To put the bias further into perspective, we compare it to the precision of a trial. When the power of a trial is 80%, the distance between the lower (or upper) limit of the 95% confidence interval and the point estimate at the center is 71% of the difference on which the power is based (Appendix A8). When the power is 90%, the distance is 60%. Clearly, even when the bias is 15%, the uncertainty about the treatment difference exceeds the bias by approximately a factor four.

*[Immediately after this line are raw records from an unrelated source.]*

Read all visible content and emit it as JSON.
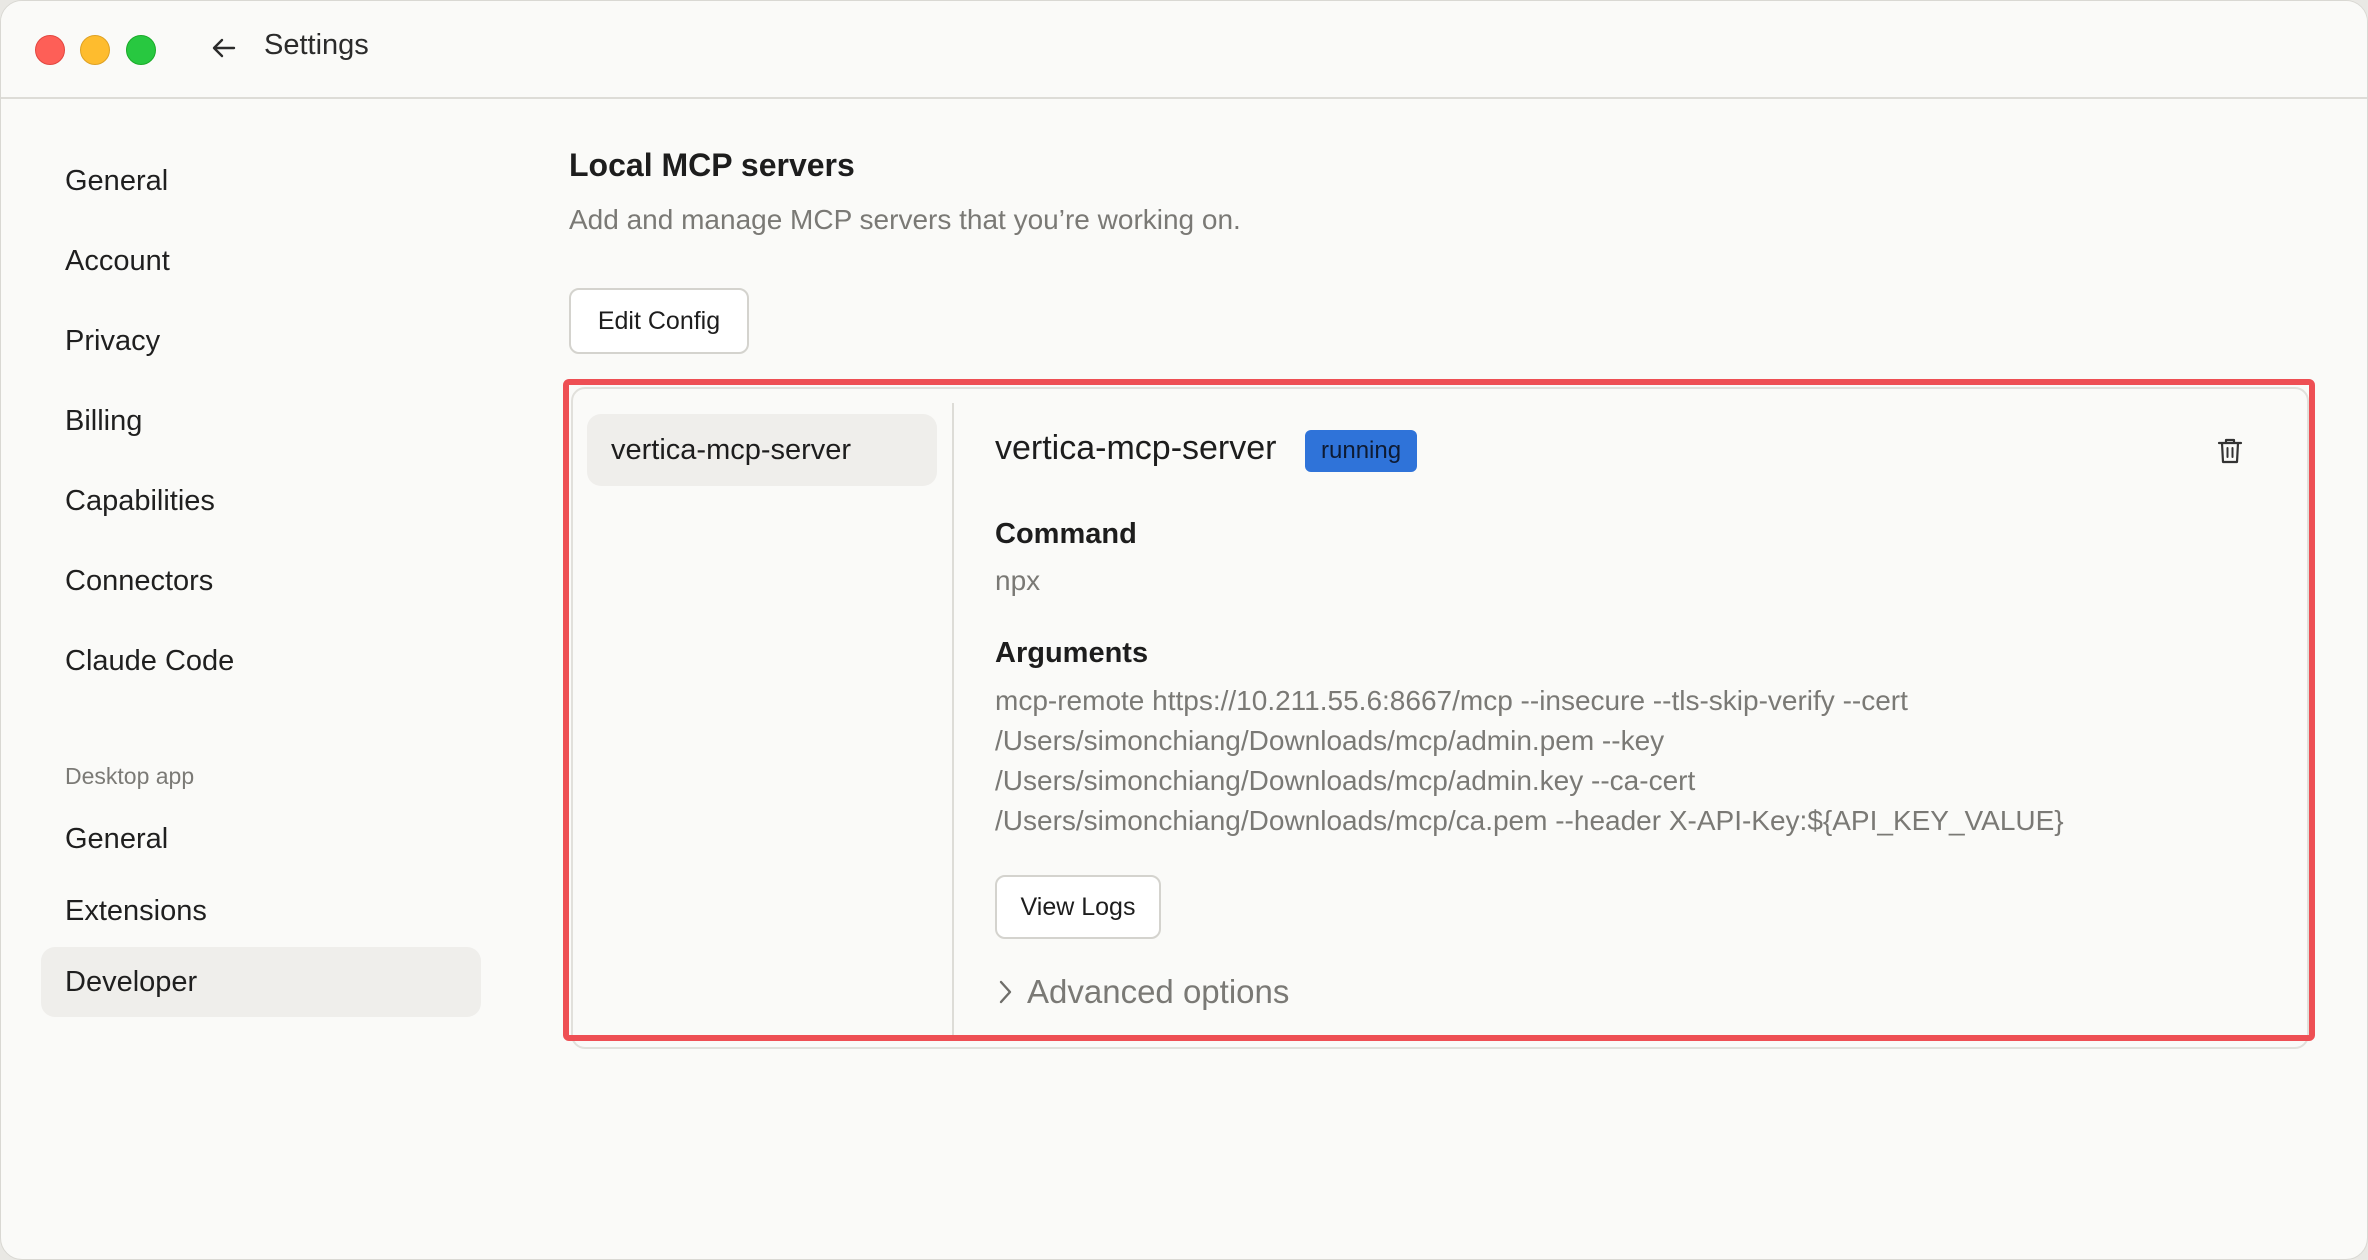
{
  "window": {
    "title": "Settings"
  },
  "sidebar": {
    "items": [
      {
        "label": "General"
      },
      {
        "label": "Account"
      },
      {
        "label": "Privacy"
      },
      {
        "label": "Billing"
      },
      {
        "label": "Capabilities"
      },
      {
        "label": "Connectors"
      },
      {
        "label": "Claude Code"
      }
    ],
    "desktop_section": "Desktop app",
    "desktop_items": [
      {
        "label": "General"
      },
      {
        "label": "Extensions"
      },
      {
        "label": "Developer",
        "active": true
      }
    ]
  },
  "main": {
    "title": "Local MCP servers",
    "subtitle": "Add and manage MCP servers that you’re working on.",
    "edit_config_label": "Edit Config",
    "servers": [
      {
        "name": "vertica-mcp-server"
      }
    ],
    "detail": {
      "name": "vertica-mcp-server",
      "status": "running",
      "command_label": "Command",
      "command": "npx",
      "arguments_label": "Arguments",
      "arguments_lines": [
        "mcp-remote https://10.211.55.6:8667/mcp --insecure --tls-skip-verify --cert",
        "/Users/simonchiang/Downloads/mcp/admin.pem --key",
        "/Users/simonchiang/Downloads/mcp/admin.key --ca-cert",
        "/Users/simonchiang/Downloads/mcp/ca.pem --header X-API-Key:${API_KEY_VALUE}"
      ],
      "view_logs_label": "View Logs",
      "advanced_label": "Advanced options"
    }
  },
  "colors": {
    "status_badge": "#2f73d9",
    "highlight": "#ee4f54",
    "traffic_close": "#fe5f57",
    "traffic_min": "#febc2e",
    "traffic_max": "#28c840"
  },
  "icons": {
    "back": "arrow-left-icon",
    "delete": "trash-icon",
    "expand": "chevron-right-icon"
  }
}
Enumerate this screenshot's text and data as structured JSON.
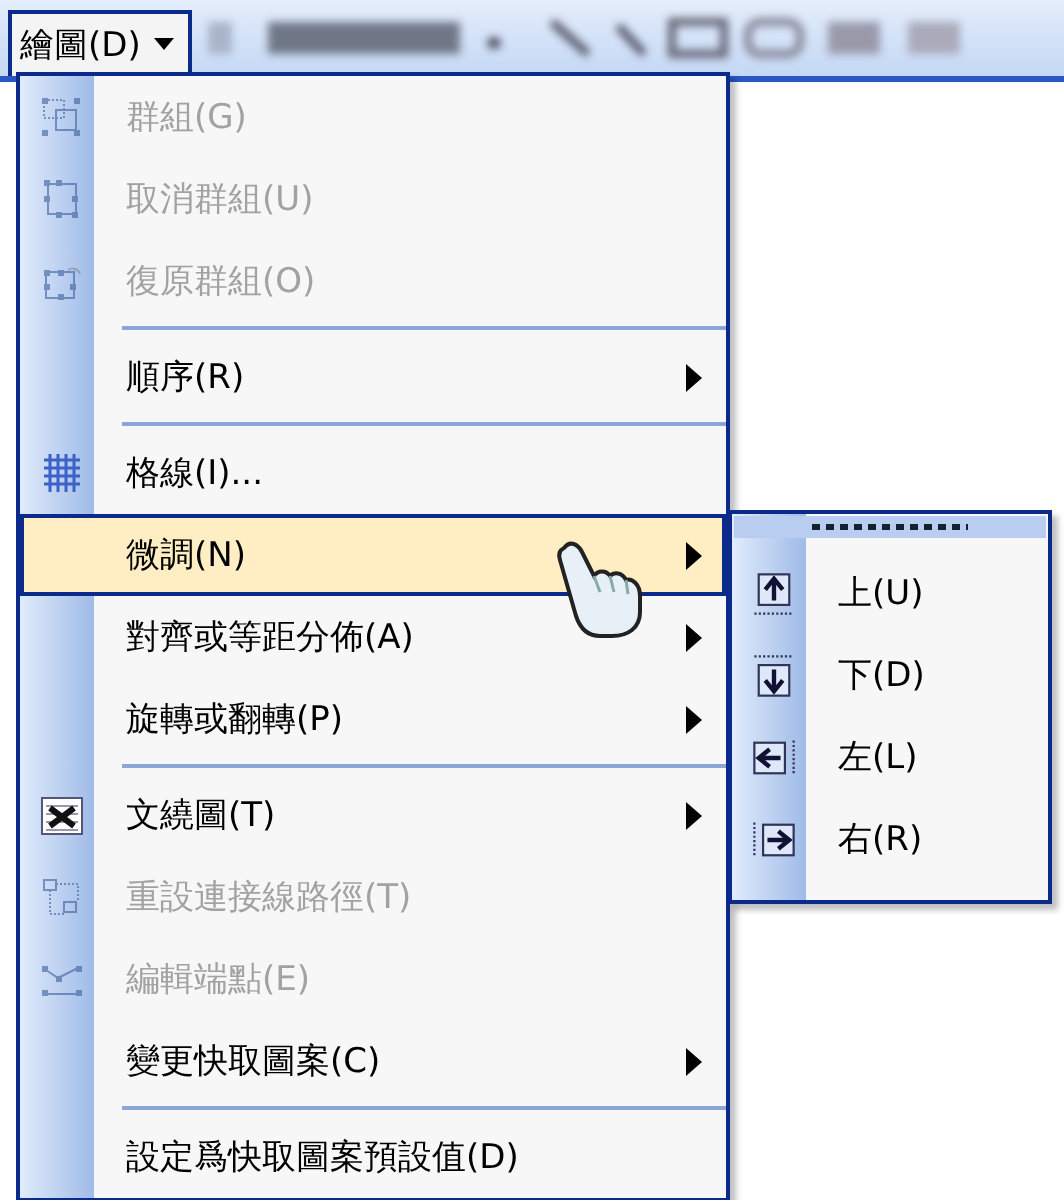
{
  "toolbar": {
    "menu_button": {
      "label": "繪圖(D)",
      "open": true
    }
  },
  "menu": {
    "items": [
      {
        "kind": "item",
        "label": "群組(G)",
        "disabled": true,
        "submenu": false,
        "selected": false
      },
      {
        "kind": "item",
        "label": "取消群組(U)",
        "disabled": true,
        "submenu": false,
        "selected": false
      },
      {
        "kind": "item",
        "label": "復原群組(O)",
        "disabled": true,
        "submenu": false,
        "selected": false
      },
      {
        "kind": "separator"
      },
      {
        "kind": "item",
        "label": "順序(R)",
        "disabled": false,
        "submenu": true,
        "selected": false
      },
      {
        "kind": "separator"
      },
      {
        "kind": "item",
        "label": "格線(I)...",
        "disabled": false,
        "submenu": false,
        "selected": false
      },
      {
        "kind": "item",
        "label": "微調(N)",
        "disabled": false,
        "submenu": true,
        "selected": true
      },
      {
        "kind": "item",
        "label": "對齊或等距分佈(A)",
        "disabled": false,
        "submenu": true,
        "selected": false
      },
      {
        "kind": "item",
        "label": "旋轉或翻轉(P)",
        "disabled": false,
        "submenu": true,
        "selected": false
      },
      {
        "kind": "separator"
      },
      {
        "kind": "item",
        "label": "文繞圖(T)",
        "disabled": false,
        "submenu": true,
        "selected": false
      },
      {
        "kind": "item",
        "label": "重設連接線路徑(T)",
        "disabled": true,
        "submenu": false,
        "selected": false
      },
      {
        "kind": "item",
        "label": "編輯端點(E)",
        "disabled": true,
        "submenu": false,
        "selected": false
      },
      {
        "kind": "item",
        "label": "變更快取圖案(C)",
        "disabled": false,
        "submenu": true,
        "selected": false
      },
      {
        "kind": "separator"
      },
      {
        "kind": "item",
        "label": "設定爲快取圖案預設值(D)",
        "disabled": false,
        "submenu": false,
        "selected": false
      }
    ]
  },
  "submenu": {
    "items": [
      {
        "label": "上(U)",
        "selected": false
      },
      {
        "label": "下(D)",
        "selected": false
      },
      {
        "label": "左(L)",
        "selected": false
      },
      {
        "label": "右(R)",
        "selected": false
      }
    ]
  }
}
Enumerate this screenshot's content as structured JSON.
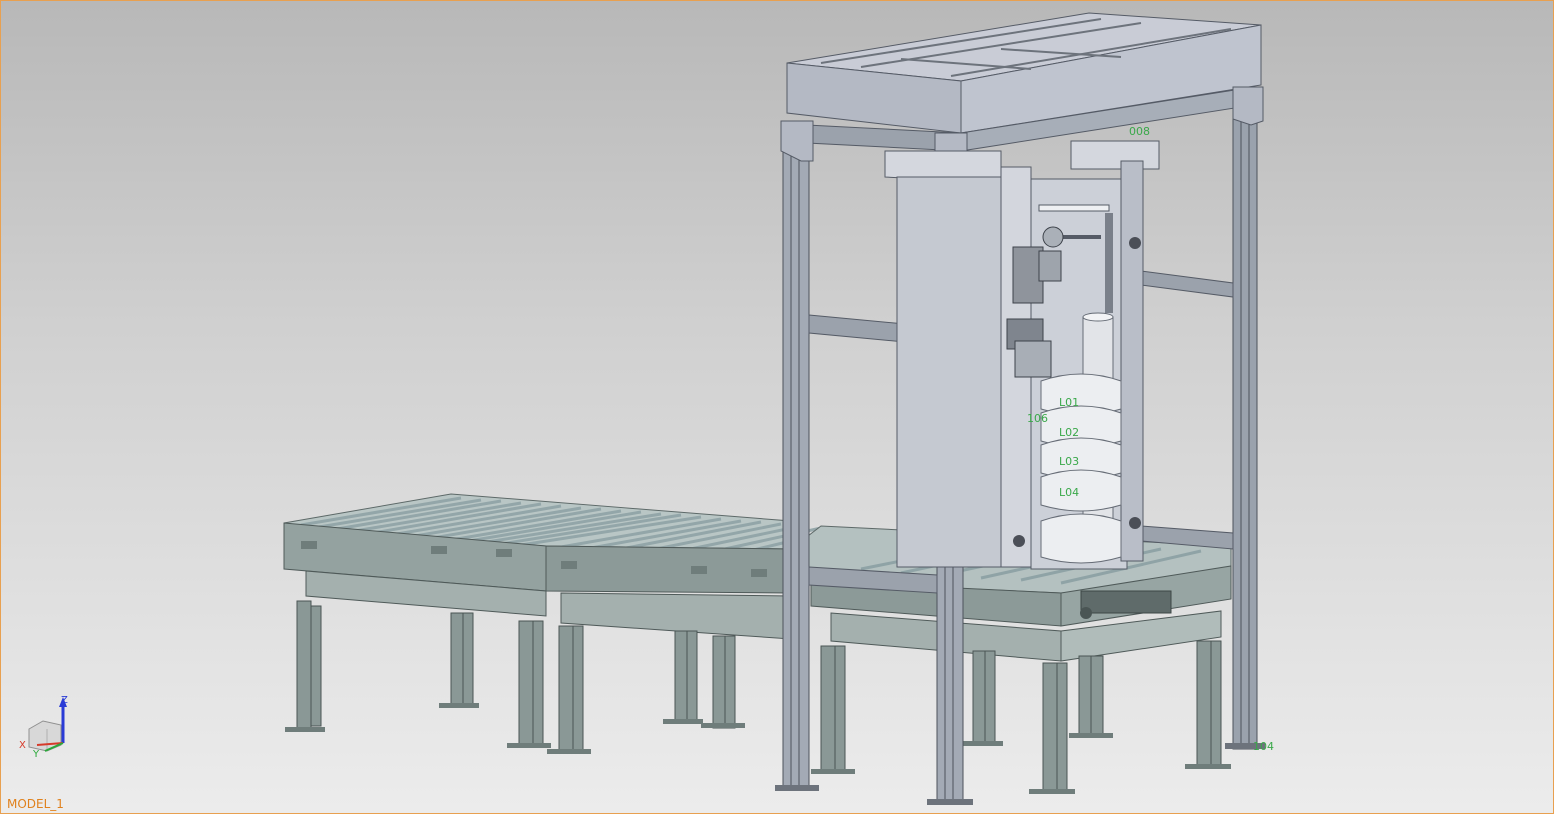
{
  "viewport": {
    "model_name": "MODEL_1",
    "background_top": "#b8b8b8",
    "background_bottom": "#ececec",
    "border_color": "#e8a050"
  },
  "triad": {
    "z_label": "Z",
    "x_label": "X",
    "y_label": "Y",
    "z_color": "#2a3bd6",
    "x_color": "#d63a2a",
    "y_color": "#2aa83a"
  },
  "annotations": {
    "tag_106": "106",
    "tag_104": "104",
    "tag_top": "008",
    "layer_labels": [
      "L01",
      "L02",
      "L03",
      "L04"
    ]
  },
  "colors": {
    "conveyor": "#9aa8a6",
    "conveyor_dark": "#6f7d7b",
    "roller": "#b8cbd0",
    "frame": "#a9b1bc",
    "frame_dark": "#6d737c",
    "column": "#c9cdd4",
    "pmi": "#3aa84a"
  }
}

Heterogeneity also helps to put the bias into perspective. When heterogeneity is present, the “true” treatment effects δi of the individual trials vary around an overall “true” effect δ (Appendix A1). The difference between the overall effect δ and the 97.5 percentiles of the distribution of the δi is a measure of the uncertainty about the expected treatment results. When I2=0.25, I2=0.50, and I2=0.75, these differences are 42%, 72%, and 124% of the “true” treatment effect that corresponds with 80% power, respectively (Appendix A4, equation 14). In trials with 90% power, the differences are 36%, 62%, and 106% of the “true” treatment effect, respectively. When we compare these differences to the maximal bias of 8%, 11%, and 15%, the possible bias seems minor against the uncertainty about the treatment effect.

In our opinion, the bias is irrelevant in comparison with the relevant clinical difference and the uncertainties about the “true” treatment effect. Bias forms insufficient reason to reject trials with 50% power.

5.4. Trials with 30% power 

When heterogeneity was low, the FP error rates in the series of trials with 30% power were up to 3.2%, whereas high heterogeneity led to rates of up to 5.9%, which was only slightly higher than in trials with 80% or 90% power. The bias did not exceed 22% of the difference used in the power calculations.

5.5. Large numbers of trials 

Figure 1 suggests that the FP error rate in series of trials with 30% or 50% power increased as the number of trials in the series increased. This was indeed the case. For example, when heterogeneity was low and the NS publication rates were 60% and 70%, the FP error rates in a series of 50 trials with 50% power were 3.7% and 3.1%, respectively. However, trials with 50% power still require half the number of patients that would be required for trials with 80% power, so it is unlikely that very large numbers of 50% power trials will be performed. In addition, 50 trials with 50% power correspond with 25 trials with 80% power. Such a large number of trials are unnecessary and ethically unjustifiable. No new trials should be started when trial registration databases indicate that a sufficient number already have been performed or are ongoing.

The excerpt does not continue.